Nuvem resultará de um acidente nuclear na Rússia ou Cazaquistão

Uma nuvem de poluição radioativa pairou sobre a Europa nas últimas semanas, indicando que um acidente aconteceu numa central nuclear na Rússia ou Cazaquistão na última semana de setembro, alertou o IRSN, o instituto francês para a segurança nuclear.

O IRSN exclui, porém, a possibilidade de um acidente especificamente num reator nuclear, referindo que a nuvem terá tido origem num centro de tratamento de combustíveis nucleares ou de medicina nuclear. Não foi registado qualquer impacto na saúde humana ou no ambiente na Europa, frisa a mesma instituição.

O IRSN, organismo mais técnico do regulador francês do nuclear, a ASN, informou em comunicado que não foi possível assinalar a localização exata da libertação do material radioativo mas, baseando-se nos padrões climáticos, afirma que a zona mais plausível será a sul dos montes Urais, entre os Urais e o rio Volga. A área pode ser circunscrita à Rússia ou, possivelmente, ao Cazaquistão, indica a mesma fonte.

"As autoridades russas garantem não estar a par de qualquer acidente no território deles", disse à Reuters o diretor do IRSN, Jean-Marc Peres, acrescentando que o instituto ainda não conseguiu chegar ao contacto com as autoridades cazaques.

Uma porta-voz do Ministério das Emergências da Rússia disse à agência Reuters que não podia fornecer, para já, qualquer comentário. A Reuters também não conseguiu chegar à fala com as autoridades cazaques ou com responsáveis da embaixada do Cazaquistão em Moscovo.

Jean-Marc Peres, do IRSN, explicou que o organismo e outras instituições dedicadas à segurança nuclear na Europa mediram nas últimas semanas altos níveis de ruténio 106, elemento que resulta da divisão dos átomos num reator nuclear e não ocorre de forma natural.

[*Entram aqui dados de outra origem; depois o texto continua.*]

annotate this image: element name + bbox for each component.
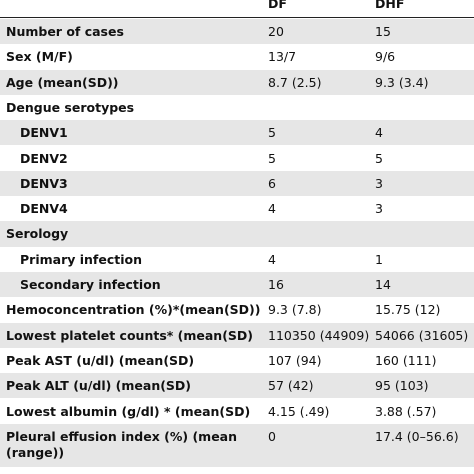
- table-row: Peak AST (u/dl) (mean(SD) 107 (94) 160 (11…: [0, 348, 474, 373]
- column-header: DHF: [375, 0, 405, 11]
- cell-value: 5: [268, 125, 276, 141]
- cell-value: 15.75 (12): [375, 302, 441, 318]
- cell-value: 1: [375, 251, 383, 267]
- cell-value: 8.7 (2.5): [268, 74, 322, 90]
- cell-value: 15: [375, 24, 391, 39]
- cell-value: 3: [375, 175, 383, 191]
- row-label: Pleural effusion index (%) (mean (range)…: [6, 428, 237, 460]
- table-row: Secondary infection 16 14: [0, 272, 474, 298]
- row-label: Hemoconcentration (%)*(mean(SD)): [6, 302, 261, 318]
- row-label: DENV2: [20, 150, 68, 166]
- cell-value: 107 (94): [268, 352, 322, 368]
- section-row: Serology: [0, 221, 474, 247]
- cell-value: 9.3 (7.8): [268, 302, 322, 318]
- row-label: DENV4: [20, 201, 68, 217]
- cell-value: 14: [375, 277, 391, 292]
- row-label: Secondary infection: [20, 277, 161, 292]
- row-label: Peak ALT (u/dl) (mean(SD): [6, 378, 192, 394]
- table-row: Primary infection 4 1: [0, 247, 474, 272]
- section-row: Dengue serotypes: [0, 95, 474, 120]
- cell-value: 9.3 (3.4): [375, 74, 429, 90]
- cell-value: 0: [268, 428, 276, 444]
- cell-value: 4: [268, 251, 276, 267]
- cell-value: 20: [268, 24, 284, 39]
- row-label: Sex (M/F): [6, 49, 73, 65]
- column-header: DF: [268, 0, 287, 11]
- cell-value: 5: [375, 150, 383, 166]
- cell-value: 13/7: [268, 49, 297, 65]
- cell-value: 110350 (44909): [268, 327, 370, 343]
- row-label: Age (mean(SD)): [6, 74, 119, 90]
- row-label: Number of cases: [6, 24, 124, 39]
- row-label: Peak AST (u/dl) (mean(SD): [6, 352, 195, 368]
- cell-value: 54066 (31605): [375, 327, 469, 343]
- cell-value: 3: [375, 201, 383, 217]
- cell-value: 9/6: [375, 49, 396, 65]
- cell-value: 95 (103): [375, 378, 429, 394]
- cell-value: 17.4 (0–56.6): [375, 428, 459, 444]
- table-row: Lowest platelet counts* (mean(SD) 110350 …: [0, 322, 474, 348]
- cell-value: 3.88 (.57): [375, 403, 437, 419]
- cell-value: 57 (42): [268, 378, 314, 394]
- section-label: Dengue serotypes: [6, 99, 135, 115]
- table-row: Pleural effusion index (%) (mean (range)…: [0, 423, 474, 467]
- row-label: DENV1: [20, 125, 68, 141]
- table-row: Sex (M/F) 13/7 9/6: [0, 44, 474, 69]
- cell-value: 16: [268, 277, 284, 292]
- row-label: Lowest albumin (g/dl) * (mean(SD): [6, 403, 251, 419]
- row-label: Lowest platelet counts* (mean(SD): [6, 327, 254, 343]
- table-row: Hemoconcentration (%)*(mean(SD)) 9.3 (7.8…: [0, 297, 474, 322]
- table-row: DENV1 5 4: [0, 120, 474, 146]
- table-row: Lowest albumin (g/dl) * (mean(SD) 4.15 (.…: [0, 399, 474, 424]
- table-row: Peak ALT (u/dl) (mean(SD) 57 (42) 95 (103): [0, 373, 474, 399]
- cell-value: 5: [268, 150, 276, 166]
- header-rule: [0, 17, 474, 18]
- cell-value: 6: [268, 175, 276, 191]
- table-row: Age (mean(SD)) 8.7 (2.5) 9.3 (3.4): [0, 69, 474, 95]
- table-row: DENV2 5 5: [0, 146, 474, 171]
- cell-value: 160 (111): [375, 352, 437, 368]
- table-row: DENV3 6 3: [0, 170, 474, 197]
- table-row: DENV4 4 3: [0, 196, 474, 221]
- cell-value: 4: [268, 201, 276, 217]
- cell-value: 4: [375, 125, 383, 141]
- row-label: Primary infection: [20, 251, 142, 267]
- row-label: DENV3: [20, 175, 68, 191]
- section-label: Serology: [6, 226, 69, 242]
- cell-value: 4.15 (.49): [268, 403, 330, 419]
- table-row: Number of cases 20 15: [0, 19, 474, 45]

Caso a libertação de ruténio tivesse ocorrido em França, por exemplo, a magnitude deste incidente teria obrigado a evacuar ou a abrigar as pessoas que estivessem num raio de vários quilómetros.

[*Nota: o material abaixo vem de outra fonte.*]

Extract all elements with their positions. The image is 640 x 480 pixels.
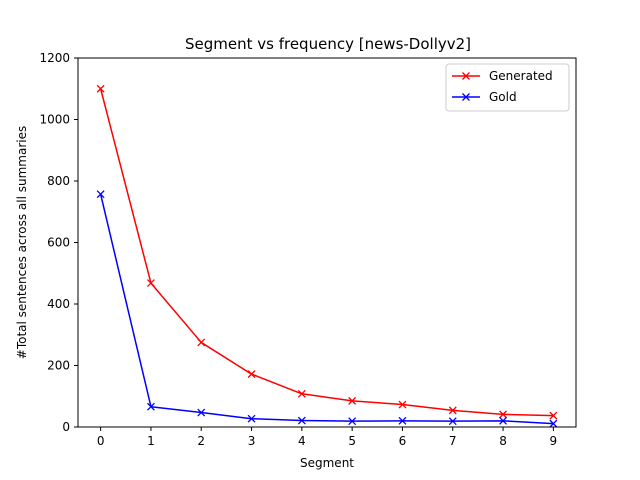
legend-label: Generated [489, 69, 553, 83]
x-tick-label: 8 [499, 434, 507, 448]
y-tick-label: 800 [47, 174, 70, 188]
data-point-gold [499, 416, 508, 425]
x-axis-label: Segment [300, 456, 354, 470]
x-tick-label: 6 [399, 434, 407, 448]
data-point-gold [96, 190, 105, 199]
data-point-gold [398, 416, 407, 425]
data-point-generated [398, 400, 407, 409]
legend-marker [462, 93, 470, 101]
data-point-generated [146, 279, 155, 288]
chart-title: Segment vs frequency [news-Dollyv2] [185, 35, 471, 53]
x-tick-label: 9 [550, 434, 558, 448]
legend: Generated Gold [445, 63, 570, 112]
plot-area [96, 84, 558, 428]
x-tick-label: 3 [248, 434, 256, 448]
data-point-gold [297, 416, 306, 425]
data-point-gold [448, 417, 457, 426]
data-point-generated [247, 370, 256, 379]
y-tick-label: 0 [62, 420, 70, 434]
series-line-gold [99, 194, 554, 425]
data-point-generated [448, 406, 457, 415]
x-tick-label: 0 [97, 434, 105, 448]
data-point-generated [197, 338, 206, 347]
y-tick-label: 1000 [39, 113, 70, 127]
y-tick-label: 600 [47, 236, 70, 250]
data-point-gold [348, 417, 357, 426]
y-axis-label: #Total sentences across all summaries [15, 126, 29, 359]
x-tick-label: 5 [348, 434, 356, 448]
legend-label: Gold [489, 90, 517, 104]
x-tick-label: 4 [298, 434, 306, 448]
data-point-generated [348, 396, 357, 405]
data-point-gold [146, 402, 155, 411]
axes: 0 1 2 3 4 5 6 7 8 9 0 200 400 600 800 1000 1200 [39, 51, 557, 448]
data-point-generated [549, 411, 558, 420]
y-tick-label: 400 [47, 297, 70, 311]
legend-marker [462, 72, 470, 80]
x-tick-label: 7 [449, 434, 457, 448]
x-tick-label: 1 [147, 434, 155, 448]
series-line-generated [99, 88, 554, 417]
data-point-generated [96, 84, 105, 93]
plot-frame [77, 57, 577, 428]
data-point-gold [197, 408, 206, 417]
data-point-generated [499, 410, 508, 419]
x-tick-label: 2 [197, 434, 205, 448]
data-point-gold [549, 419, 558, 428]
y-tick-label: 1200 [39, 51, 70, 65]
data-point-gold [247, 414, 256, 423]
y-tick-label: 200 [47, 359, 70, 373]
data-point-generated [297, 389, 306, 398]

O organismo exclui a possibilidade de o acidente ter acontecido num reator nuclear uma vez que, nesse caso, teriam sido libertados outros nuclídeos radioativos. Foi também afastada a hipótese de a nuvem radioativa ter resultado da queda de um satélite alimentado a ruténio, já que a Agência Internacional de Energia Atómica informou que nenhum satélite caiu na terra durante este período. O diretor do IRSN indica que a curta vida do ruténio, de cerca de um ano, faz com que este seja sobretudo utilizado em centros de medicina nuclear.

As medições das estações europeias mostram altos níveis de ruténio 106 na atmosfera da maioria dos países europeus no início de outubro, tendo estes começado a diminuir do dia 6 de outubro em diante.